The payoff is simple: fewer mind breaches, more continuous thinking at your best. If you’re billing, you can price the minutes (and send me an email to michael@getgoldmind.com to tell me how much extra you made!). If you aren’t, you’ll still feel it in the second half of the day when your concentration isn’t confetti.

To the question “How many alerts should I allow?” – as few as your professional obligations truly require. You need to actually test this boundary and see how low you can go. For most people, that’s two to three batched checks and VIP-only pings. Everything else can wait. Your attention can’t.


 

Endnotes

  1. Stothart C, Mitchum A, Yehnert C. The attentional cost of receiving a cell phone notification. J Exp Psychol Hum Percept Perform. 2015;41(4):893–897.

  2. Iqbal ST, Horvitz E. Disruption and Recovery of Computing Tasks: Field Study, Analysis, and Directions. CHI ’07.

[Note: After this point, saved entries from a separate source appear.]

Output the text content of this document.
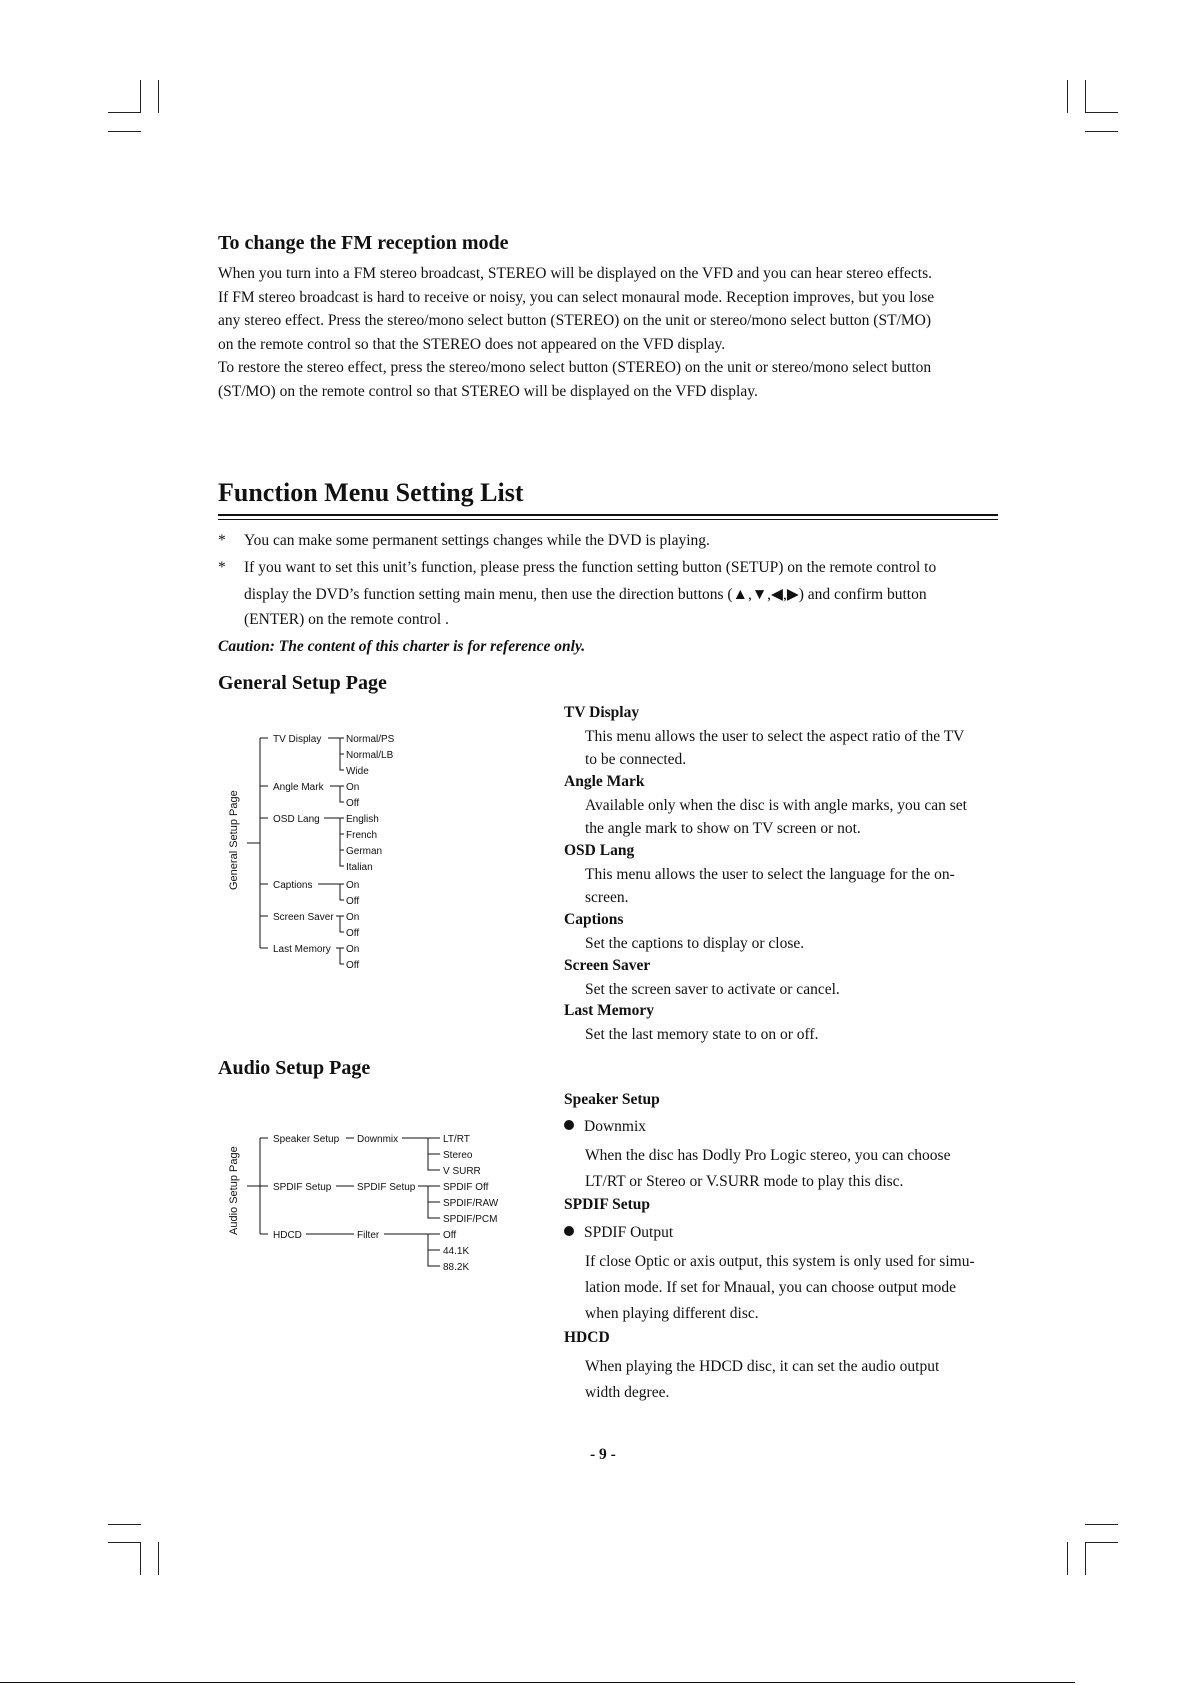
To change the FM reception mode
When you turn into a FM stereo broadcast, STEREO will be displayed on the VFD and you can hear stereo effects.
If FM stereo broadcast is hard to receive or noisy, you can select monaural mode. Reception improves, but you lose
any stereo effect. Press the stereo/mono select button (STEREO) on the unit or stereo/mono select button (ST/MO)
on the remote control so that the STEREO does not appeared on the VFD display.
To restore the stereo effect, press the stereo/mono select button (STEREO) on the unit or stereo/mono select button
(ST/MO) on the remote control so that STEREO will be displayed on the VFD display.
Function Menu Setting List
* You can make some permanent settings changes while the DVD is playing.
* If you want to set this unit’s function, please press the function setting button (SETUP) on the remote control to
display the DVD’s function setting main menu, then use the direction buttons (▲,▼,◀,▶) and confirm button
(ENTER) on the remote control .
Caution: The content of this charter is for reference only.
General Setup Page
General Setup Page
TV Display Normal/PS
Normal/LB
Wide
Angle Mark On
Off
OSD Lang	English
French
German
Italian
Captions	On
Off
Screen Saver On
Off
Last Memory On
Off
TV Display
This menu allows the user to select the aspect ratio of the TV
to be connected.
Angle Mark
Available only when the disc is with angle marks, you can set
the angle mark to show on TV screen or not.
OSD Lang
This menu allows the user to select the language for the on-
screen.
Captions
Set the captions to display or close.
Screen Saver
Set the screen saver to activate or cancel.
Last Memory
Set the last memory state to on or off.
Audio Setup Page
Audio Setup Page
Speaker Setup Downmix	LT/RT
Stereo
V SURR
SPDIF Setup	SPDIF Setup	SPDIF Off
SPDIF/RAW
SPDIF/PCM
HDCD	Filter	Off
44.1K
88.2K
Speaker Setup
Downmix
When the disc has Dodly Pro Logic stereo, you can choose
LT/RT or Stereo or V.SURR mode to play this disc.
SPDIF Setup
SPDIF Output
If close Optic or axis output, this system is only used for simu-
lation mode. If set for Mnaual, you can choose output mode
when playing different disc.
HDCD
When playing the HDCD disc, it can set the audio output
width degree.
- 9 -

  3. Leroy S. Why is it so hard to do my work? The challenge of attention residue when switching between work tasks. Organizational Behavior and Human Decision Processes. 2009;109(2):168–181.

  4. Mark G, Voida S, Cardello AV. “A Pace Not Dictated by Electrons”: An Empirical Study of Work Without Email. CHI 2012.

  5. Mark G, Gudith D, Klocke U. The cost of interrupted work: More speed and stress. CHI 2008.

  6. Kushlev K, Proulx J, Dunn EW. “Silence Your Phones”: Smartphone Notifications Increase Inattention and Hyperactivity Symptoms. CHI 2016.

 

This article is for educational purposes only and is not medical advice. The views expressed are those of the author and do not establish a doctor–patient relationship. Dietary supplement statements have not been evaluated by the FDA and are not intended to diagnose, treat, cure, or prevent any disease. Individual responses vary.